Spektakulär setzte der einstige Legionär die Marke in Szene – er verzichtete auf einen Millionenauftrag der Hilton Hotels, weil sie kein Rosenthal-Logo haben wollten, gleichzeitig engagierte er Louis Armstrong für Auftritte in Deutschland. Ohne Zweifel, die letzten Jahre der Firmengeschichte verliefen um einiges ruhiger, erst die vor kurzem angemeldete Insolvenz sorgte für Schlagzeilen.

Zum Erfolgsrezept von Rosenthal gehörte die Tischrede: Produkte sollten Geschichten erzählen, und über Produkte sollte man reden – mittlerweile erzählt das jeder Berater. Bei Rosenthal ging es so weit, dass alle Verkäufer regelmäßig Briefe aus Selb bekamen, mit immer neuen Geschichten, worüber man mit dem Kunden – und die Kunden unter sich – reden konnten. Märchenhaft.

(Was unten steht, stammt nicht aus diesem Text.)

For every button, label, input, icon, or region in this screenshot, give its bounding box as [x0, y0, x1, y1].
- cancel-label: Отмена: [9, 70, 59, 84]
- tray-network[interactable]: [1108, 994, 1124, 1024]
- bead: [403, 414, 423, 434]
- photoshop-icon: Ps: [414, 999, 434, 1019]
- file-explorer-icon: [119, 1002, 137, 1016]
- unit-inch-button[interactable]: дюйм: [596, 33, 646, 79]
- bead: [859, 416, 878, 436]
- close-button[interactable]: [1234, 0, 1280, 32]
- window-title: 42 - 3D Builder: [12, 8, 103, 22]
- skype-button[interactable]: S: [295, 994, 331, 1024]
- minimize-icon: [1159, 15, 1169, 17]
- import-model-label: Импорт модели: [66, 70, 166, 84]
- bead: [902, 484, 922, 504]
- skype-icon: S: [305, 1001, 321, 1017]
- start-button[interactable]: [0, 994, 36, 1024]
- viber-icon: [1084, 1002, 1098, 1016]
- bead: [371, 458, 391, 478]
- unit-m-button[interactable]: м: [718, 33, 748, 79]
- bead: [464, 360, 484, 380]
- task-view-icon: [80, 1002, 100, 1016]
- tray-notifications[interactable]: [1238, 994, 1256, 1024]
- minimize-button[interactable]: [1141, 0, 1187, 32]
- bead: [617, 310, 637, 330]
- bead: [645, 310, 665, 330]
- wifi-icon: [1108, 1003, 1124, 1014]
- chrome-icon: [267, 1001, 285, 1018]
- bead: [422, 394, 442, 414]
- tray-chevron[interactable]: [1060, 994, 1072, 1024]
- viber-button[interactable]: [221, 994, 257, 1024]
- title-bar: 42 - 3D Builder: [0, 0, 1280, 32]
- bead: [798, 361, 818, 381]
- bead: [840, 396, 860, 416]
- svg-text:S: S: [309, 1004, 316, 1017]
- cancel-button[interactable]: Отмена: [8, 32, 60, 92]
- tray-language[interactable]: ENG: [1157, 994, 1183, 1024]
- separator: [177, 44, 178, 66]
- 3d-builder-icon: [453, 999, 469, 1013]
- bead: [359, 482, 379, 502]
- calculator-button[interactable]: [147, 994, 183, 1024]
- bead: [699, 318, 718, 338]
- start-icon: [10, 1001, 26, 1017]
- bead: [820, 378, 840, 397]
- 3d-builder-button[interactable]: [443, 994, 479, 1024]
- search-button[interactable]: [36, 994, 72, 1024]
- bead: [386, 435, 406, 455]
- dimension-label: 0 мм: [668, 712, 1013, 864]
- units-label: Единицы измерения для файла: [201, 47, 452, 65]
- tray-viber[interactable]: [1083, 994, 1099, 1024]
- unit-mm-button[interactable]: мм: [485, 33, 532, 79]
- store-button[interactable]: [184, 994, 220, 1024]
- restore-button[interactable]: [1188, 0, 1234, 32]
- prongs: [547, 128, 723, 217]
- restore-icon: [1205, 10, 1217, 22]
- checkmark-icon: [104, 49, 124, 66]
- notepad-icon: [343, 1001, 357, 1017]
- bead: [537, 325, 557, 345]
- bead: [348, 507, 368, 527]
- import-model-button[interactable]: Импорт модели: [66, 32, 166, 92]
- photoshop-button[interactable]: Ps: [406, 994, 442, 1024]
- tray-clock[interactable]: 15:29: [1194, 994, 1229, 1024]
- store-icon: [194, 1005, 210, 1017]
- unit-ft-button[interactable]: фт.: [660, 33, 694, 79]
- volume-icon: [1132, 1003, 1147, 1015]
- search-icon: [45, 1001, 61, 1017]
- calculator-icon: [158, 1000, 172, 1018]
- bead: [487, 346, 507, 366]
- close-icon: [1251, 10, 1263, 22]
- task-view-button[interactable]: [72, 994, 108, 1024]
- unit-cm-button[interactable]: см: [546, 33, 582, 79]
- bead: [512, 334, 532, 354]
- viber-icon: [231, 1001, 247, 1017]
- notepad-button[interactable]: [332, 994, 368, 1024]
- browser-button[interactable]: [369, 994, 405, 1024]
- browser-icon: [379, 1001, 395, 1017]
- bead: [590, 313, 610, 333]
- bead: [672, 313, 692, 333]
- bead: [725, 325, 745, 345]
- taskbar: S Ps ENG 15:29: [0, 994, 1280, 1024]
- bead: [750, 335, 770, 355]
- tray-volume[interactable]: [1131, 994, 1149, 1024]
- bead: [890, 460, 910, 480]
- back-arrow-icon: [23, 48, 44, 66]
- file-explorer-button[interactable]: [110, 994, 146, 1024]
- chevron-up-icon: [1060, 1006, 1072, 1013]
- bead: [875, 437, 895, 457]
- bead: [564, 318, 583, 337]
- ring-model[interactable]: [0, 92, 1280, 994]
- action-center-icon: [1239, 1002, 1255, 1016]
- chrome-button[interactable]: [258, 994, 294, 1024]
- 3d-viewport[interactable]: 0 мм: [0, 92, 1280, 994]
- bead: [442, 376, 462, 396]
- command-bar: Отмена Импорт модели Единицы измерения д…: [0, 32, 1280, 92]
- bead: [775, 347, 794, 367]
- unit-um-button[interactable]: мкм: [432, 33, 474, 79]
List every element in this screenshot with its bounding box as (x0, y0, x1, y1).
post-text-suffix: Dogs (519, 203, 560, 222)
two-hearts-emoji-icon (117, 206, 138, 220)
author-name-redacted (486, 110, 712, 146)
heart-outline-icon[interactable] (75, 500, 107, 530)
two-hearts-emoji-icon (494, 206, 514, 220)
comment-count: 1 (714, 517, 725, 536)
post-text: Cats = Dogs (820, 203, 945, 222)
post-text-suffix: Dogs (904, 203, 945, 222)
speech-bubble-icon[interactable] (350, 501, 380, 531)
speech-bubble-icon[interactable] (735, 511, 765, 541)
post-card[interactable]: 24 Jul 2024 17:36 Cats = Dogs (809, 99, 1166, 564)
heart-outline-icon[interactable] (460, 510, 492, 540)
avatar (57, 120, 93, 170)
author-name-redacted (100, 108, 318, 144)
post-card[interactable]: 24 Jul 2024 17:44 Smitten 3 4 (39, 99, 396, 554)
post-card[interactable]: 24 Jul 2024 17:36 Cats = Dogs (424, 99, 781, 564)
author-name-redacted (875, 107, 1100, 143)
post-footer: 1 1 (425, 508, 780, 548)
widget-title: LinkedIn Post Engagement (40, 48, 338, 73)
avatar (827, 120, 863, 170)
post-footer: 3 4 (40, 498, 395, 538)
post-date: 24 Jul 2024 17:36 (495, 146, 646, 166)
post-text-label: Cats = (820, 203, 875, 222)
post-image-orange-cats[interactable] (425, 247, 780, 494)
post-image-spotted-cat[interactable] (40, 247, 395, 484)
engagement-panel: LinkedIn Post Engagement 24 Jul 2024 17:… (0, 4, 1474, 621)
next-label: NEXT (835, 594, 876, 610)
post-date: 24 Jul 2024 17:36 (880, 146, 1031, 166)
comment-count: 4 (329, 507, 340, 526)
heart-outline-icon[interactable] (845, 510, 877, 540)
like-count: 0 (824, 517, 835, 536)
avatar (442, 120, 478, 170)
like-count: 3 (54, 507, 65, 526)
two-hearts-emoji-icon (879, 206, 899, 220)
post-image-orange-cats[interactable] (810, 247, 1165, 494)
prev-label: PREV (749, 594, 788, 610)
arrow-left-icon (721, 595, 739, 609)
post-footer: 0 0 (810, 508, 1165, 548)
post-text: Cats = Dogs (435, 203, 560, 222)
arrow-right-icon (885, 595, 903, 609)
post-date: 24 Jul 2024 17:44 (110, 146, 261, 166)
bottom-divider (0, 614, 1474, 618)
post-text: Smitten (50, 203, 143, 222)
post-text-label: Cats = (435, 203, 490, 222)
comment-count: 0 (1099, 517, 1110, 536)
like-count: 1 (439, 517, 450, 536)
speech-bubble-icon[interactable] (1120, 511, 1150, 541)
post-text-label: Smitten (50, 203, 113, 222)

Wann haben Sie zum letzten Mal über Porzellan gesprochen? Mehrmals am Tag begegnet man einem Speise- oder Kaffeeservice, doch geredet wird über Handys, Computer oder Autos. Die Faszination des Weißen Golds ist endgültig vorbei. Porzellan ist wie ein alter Hut – wie ein Pelzmantel.

Ein zynischer, kluger Direktor in Selb sagte einst, die einzig wirksame Umsatzförderung für Porzellan seien Kriege und Erdbeben. Da ist was dran. Die erste Erfolgswelle kam zwar vor dem Krieg, als das deutsche Volk königliches Porzellan für sich entdeckte. Die zweite Welle folgte dann gleich nach dem Krieg, als viele Häuser zerstört waren. Heute sind die Schränke voll damit, denn gutes deutsches Porzellan ist unkaputtbar und zeitlos. Seit über 100 Jahren sind bei Rosenthal Formen im Programm, die immer noch nachbestellt werden können. Teile eines lebenslangen Services. Heute plant kaum jemand lebenslang. Man kauft lieber schnell mal 24 Ikea-Teller zum Preis eines Rosenthals.